In summary, we calculated the thermal and mechanical properties of orthorhombic bromine with Cmca symmetry from 0 to 90 GPa using density functional theory, utilizing a hybrid functional with corrections for van der Waals interactions. The phonon dispersion curve indicates that the Br₂ Cmca phase remains dynamically stable up to 90 GPa. We also found that bromine is mechanical stable up to this pressure. However, we observed the softening of the C₁₃ and C₄₄ elastic constants, possibly indicating the system transition towards a metallic state. Bromine in solid state is brittle under pressure up to 80 GPa, as evidenced by Pugh’s ratio B/G < 1.75 and Poisson’s ration ϑ < 0.26. The calculated bulk modulus of bromine is in accordance with those determined experimentally for isostructural crystals of iodine and chlorine. Additionally, using the quasi-harmonic approximation, we determined that the heat capacity of bromine at 0 GPa and 500 K was 24.08 J/(mol∙K), which approaches the Dulong–Petit limit.

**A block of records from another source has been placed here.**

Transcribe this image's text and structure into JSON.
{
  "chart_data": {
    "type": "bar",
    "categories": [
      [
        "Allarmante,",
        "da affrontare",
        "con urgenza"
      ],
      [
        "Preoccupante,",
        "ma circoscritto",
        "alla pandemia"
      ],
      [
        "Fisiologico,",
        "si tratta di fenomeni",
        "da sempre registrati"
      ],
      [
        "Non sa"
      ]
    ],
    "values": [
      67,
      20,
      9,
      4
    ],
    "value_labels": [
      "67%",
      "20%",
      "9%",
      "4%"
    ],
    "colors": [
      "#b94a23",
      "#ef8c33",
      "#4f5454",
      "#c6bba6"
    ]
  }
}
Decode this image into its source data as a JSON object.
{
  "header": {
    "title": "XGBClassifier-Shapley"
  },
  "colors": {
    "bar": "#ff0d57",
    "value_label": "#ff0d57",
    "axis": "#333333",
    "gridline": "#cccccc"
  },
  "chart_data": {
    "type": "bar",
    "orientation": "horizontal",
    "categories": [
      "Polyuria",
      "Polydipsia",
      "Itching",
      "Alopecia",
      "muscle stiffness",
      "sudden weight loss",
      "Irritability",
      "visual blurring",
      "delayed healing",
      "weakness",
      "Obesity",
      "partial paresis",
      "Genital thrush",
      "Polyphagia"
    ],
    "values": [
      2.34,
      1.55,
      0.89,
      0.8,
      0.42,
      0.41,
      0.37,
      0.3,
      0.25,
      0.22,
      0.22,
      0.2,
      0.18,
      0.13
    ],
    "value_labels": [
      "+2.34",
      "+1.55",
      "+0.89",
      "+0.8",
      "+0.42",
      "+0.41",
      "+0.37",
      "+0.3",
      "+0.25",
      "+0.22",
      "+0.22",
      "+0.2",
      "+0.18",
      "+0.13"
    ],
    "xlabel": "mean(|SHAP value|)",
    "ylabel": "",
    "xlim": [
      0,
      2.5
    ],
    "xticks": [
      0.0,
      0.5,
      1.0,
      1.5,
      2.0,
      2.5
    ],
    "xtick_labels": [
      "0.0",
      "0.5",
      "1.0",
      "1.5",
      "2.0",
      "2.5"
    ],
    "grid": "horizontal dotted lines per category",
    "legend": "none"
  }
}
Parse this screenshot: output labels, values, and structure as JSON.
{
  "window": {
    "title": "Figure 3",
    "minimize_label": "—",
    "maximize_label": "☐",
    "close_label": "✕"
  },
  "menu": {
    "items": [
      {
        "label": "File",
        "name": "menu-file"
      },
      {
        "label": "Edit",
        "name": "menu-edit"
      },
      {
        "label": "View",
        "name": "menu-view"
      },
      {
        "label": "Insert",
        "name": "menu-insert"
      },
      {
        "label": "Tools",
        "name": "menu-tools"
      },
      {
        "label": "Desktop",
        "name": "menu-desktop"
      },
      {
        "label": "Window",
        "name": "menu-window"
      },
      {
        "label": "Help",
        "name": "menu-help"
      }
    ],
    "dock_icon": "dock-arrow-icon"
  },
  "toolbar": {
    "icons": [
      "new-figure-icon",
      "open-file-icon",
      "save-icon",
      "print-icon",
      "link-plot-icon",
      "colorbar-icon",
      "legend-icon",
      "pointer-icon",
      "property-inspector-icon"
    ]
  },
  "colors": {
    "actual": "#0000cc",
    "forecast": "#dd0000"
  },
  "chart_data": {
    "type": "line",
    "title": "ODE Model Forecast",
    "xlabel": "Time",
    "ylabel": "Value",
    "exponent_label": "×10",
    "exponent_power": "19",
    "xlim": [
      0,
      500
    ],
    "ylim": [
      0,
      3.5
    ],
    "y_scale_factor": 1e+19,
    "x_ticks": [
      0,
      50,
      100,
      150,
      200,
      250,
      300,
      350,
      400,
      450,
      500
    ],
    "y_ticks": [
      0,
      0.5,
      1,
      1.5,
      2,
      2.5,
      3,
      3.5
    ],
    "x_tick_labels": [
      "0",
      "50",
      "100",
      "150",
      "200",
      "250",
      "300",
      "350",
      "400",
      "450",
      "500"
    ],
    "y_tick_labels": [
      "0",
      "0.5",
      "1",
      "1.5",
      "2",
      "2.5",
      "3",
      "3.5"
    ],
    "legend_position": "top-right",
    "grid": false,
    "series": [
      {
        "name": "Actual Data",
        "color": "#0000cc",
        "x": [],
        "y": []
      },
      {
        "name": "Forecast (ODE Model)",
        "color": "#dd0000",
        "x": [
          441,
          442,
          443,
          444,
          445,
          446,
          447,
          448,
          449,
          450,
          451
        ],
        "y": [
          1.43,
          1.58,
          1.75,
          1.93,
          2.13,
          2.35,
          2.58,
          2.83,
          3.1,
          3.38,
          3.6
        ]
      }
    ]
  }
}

The thermal expansion coefficient (α) at the ambient condition (1 atm and 200 K) is 333 × 10⁻⁶ K⁻¹. The principles and techniques used in this study can be extended to other molecular solids, providing a comprehensive framework for predicting and controlling material properties in various scientific and industrial applications.